Wenn alle an einem Strang ziehen
Junger Mann an einer Art Mikroskop

Muhammad al Abdullah kommt aus Syrien, rechts sein Ausbilder Gerd Urban Foto: Kay Michalak

Mit dem Schulzentrum Neustadt wird schnell der nötige Bildungsträger gefunden. Urban kann seinen Betriebsrat davon überzeugen, das Projekt zu unterstützen und bei der Unternehmensleitung durchzusetzen. Und so eröffnet mit Beginn des Schuljahres 2016/17 im Schulzentrum Neustadt eine erste einjährige Berufsorientierungsklasse mit Sprachförderung für 20 Schüler, die auch Unterricht in Robotik, Informatik und Mechatronik erhalten – von dafür freigestellten Airbus-Mitarbeitern, darunter Gerd Urban selbst. Die Anschaffung des nötigen Unterrichtsmaterials wird ebenfalls von Airbus finanziert. Inzwischen hat der zweite Jahrgang das Programm durchlaufen und abgeschlossen.

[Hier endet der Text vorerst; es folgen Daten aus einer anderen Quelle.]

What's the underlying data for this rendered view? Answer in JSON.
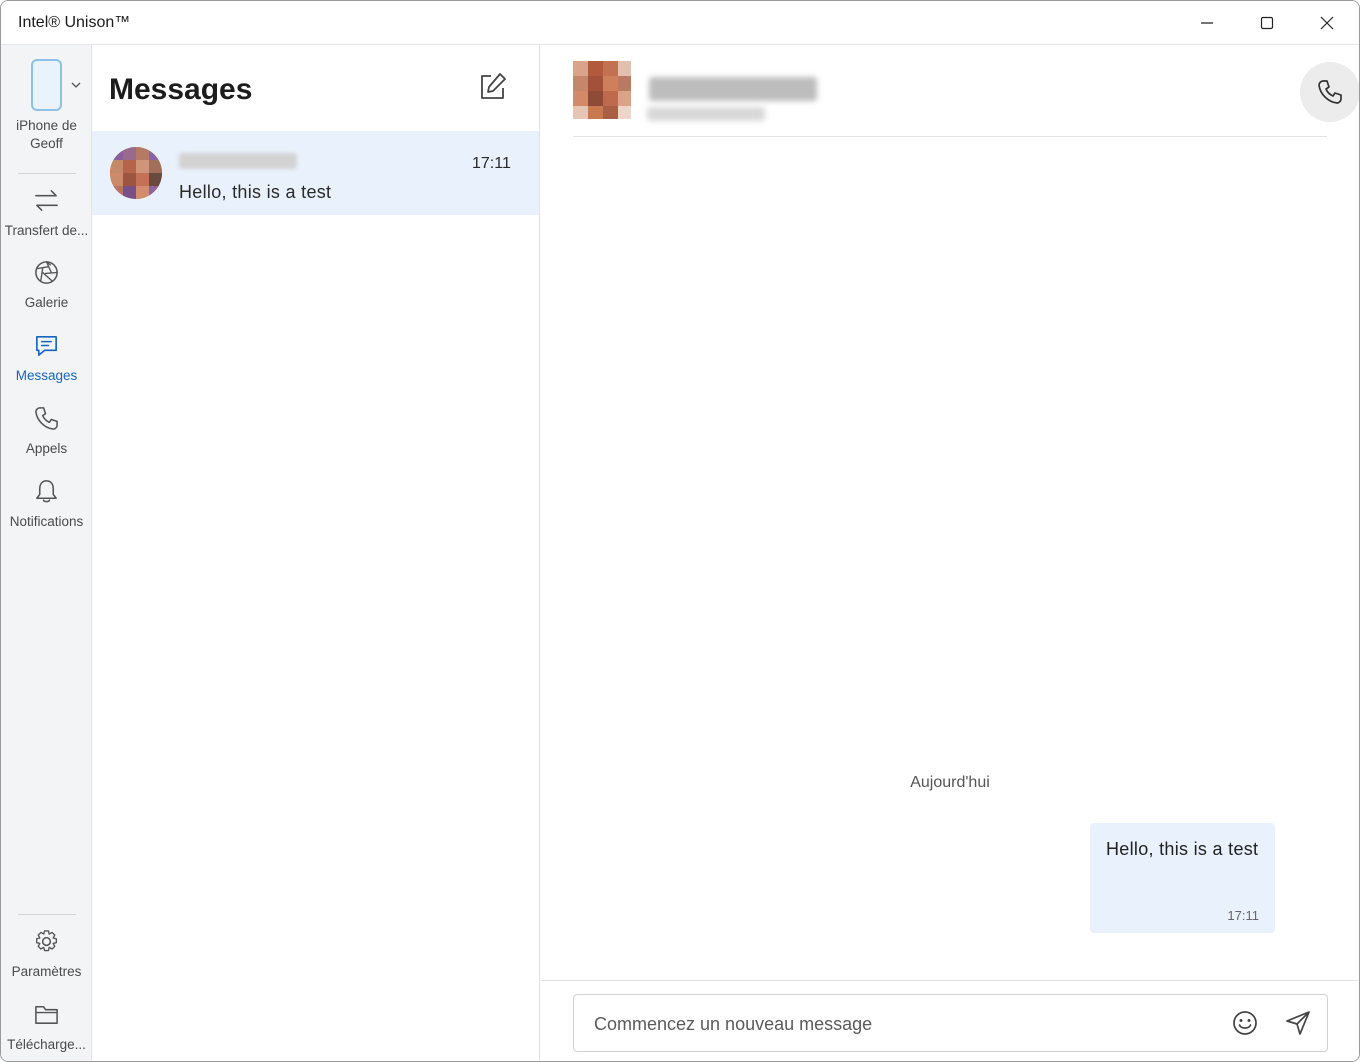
{
  "window": {
    "title": "Intel® Unison™"
  },
  "device": {
    "name": "iPhone de Geoff"
  },
  "nav": {
    "items": [
      {
        "label": "Transfert de...",
        "icon": "transfer-arrows-icon"
      },
      {
        "label": "Galerie",
        "icon": "aperture-icon"
      },
      {
        "label": "Messages",
        "icon": "message-icon",
        "active": true
      },
      {
        "label": "Appels",
        "icon": "phone-icon"
      },
      {
        "label": "Notifications",
        "icon": "bell-icon"
      }
    ],
    "bottom": [
      {
        "label": "Paramètres",
        "icon": "gear-icon"
      },
      {
        "label": "Télécharge...",
        "icon": "folder-icon"
      }
    ]
  },
  "list": {
    "title": "Messages",
    "conversations": [
      {
        "time": "17:11",
        "preview": "Hello, this is a test"
      }
    ]
  },
  "chat": {
    "day_label": "Aujourd'hui",
    "messages": [
      {
        "text": "Hello, this is a test",
        "time": "17:11",
        "direction": "outgoing"
      }
    ],
    "composer_placeholder": "Commencez un nouveau message"
  },
  "colors": {
    "accent": "#1565c0",
    "selected_bg": "#e9f2fc",
    "rail_bg": "#f3f4f6"
  }
}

Berufsschulen sind in besonderem Maß von der hohen Zahl minderjähriger Geflüchteter betroffen, die in Deutschland noch bis zum 18. Lebensjahr schulpflichtig sind. Aufgrund mangelnder Deutschkenntnisse und unbelegter Bildungsbiografien, wie Schulleiterin Judith Mahlmann das nennt, sind diese Schulen in der Regel erste Anlaufstelle. Hier können Grundkenntnisse in der deutschen Sprache erworben werden und ein Hauptschulabschluss: die wichtigsten Einstiegsqualifikationen für eine spätere Berufsausbildung.

Für Ali Alkateeb ist das Schulsystem mit seinen Bildungsmöglichkeiten der größte kulturelle Unterschied, den er auf Anhieb zwischen Syrien und Deutschland benennen kann. Er hofft, dass er nach dem Schulabschluss einen Ausbildungsplatz in der Elektronikbranche bekommt. Mit dem Airbus-Zertifikat in seinen Bewerbungsunterlagen rechnet er sich gute Chancen aus.

Ein Wermutstropfen ist für ihn, dass er als syrischer Staatsangehöriger bei Airbus selbst keine Ausbildung machen kann. Bürger bestimmter Staaten dürfen den internationalen Bestimmungen zufolge, die für dieses sicherheitssensible Technologieunternehmen gelten, das Werksgelände nicht einmal betreten. Das Land von Diktator Baschar al-Assad steht auf der Tabuliste ganz oben, ebenso wie Somalia und Afgha­nistan, Länder, aus denen andere Geflüchtete in der Klasse kommen. Dieser Sicherheitsauflagen wegen mussten auch für das Betriebspraktikum im Frühjahr externe Räume angemietet werden, die kleine Werkstatt in der Bremer Neustadt eben. Der reguläre Unterricht findet in der Berufsschule statt.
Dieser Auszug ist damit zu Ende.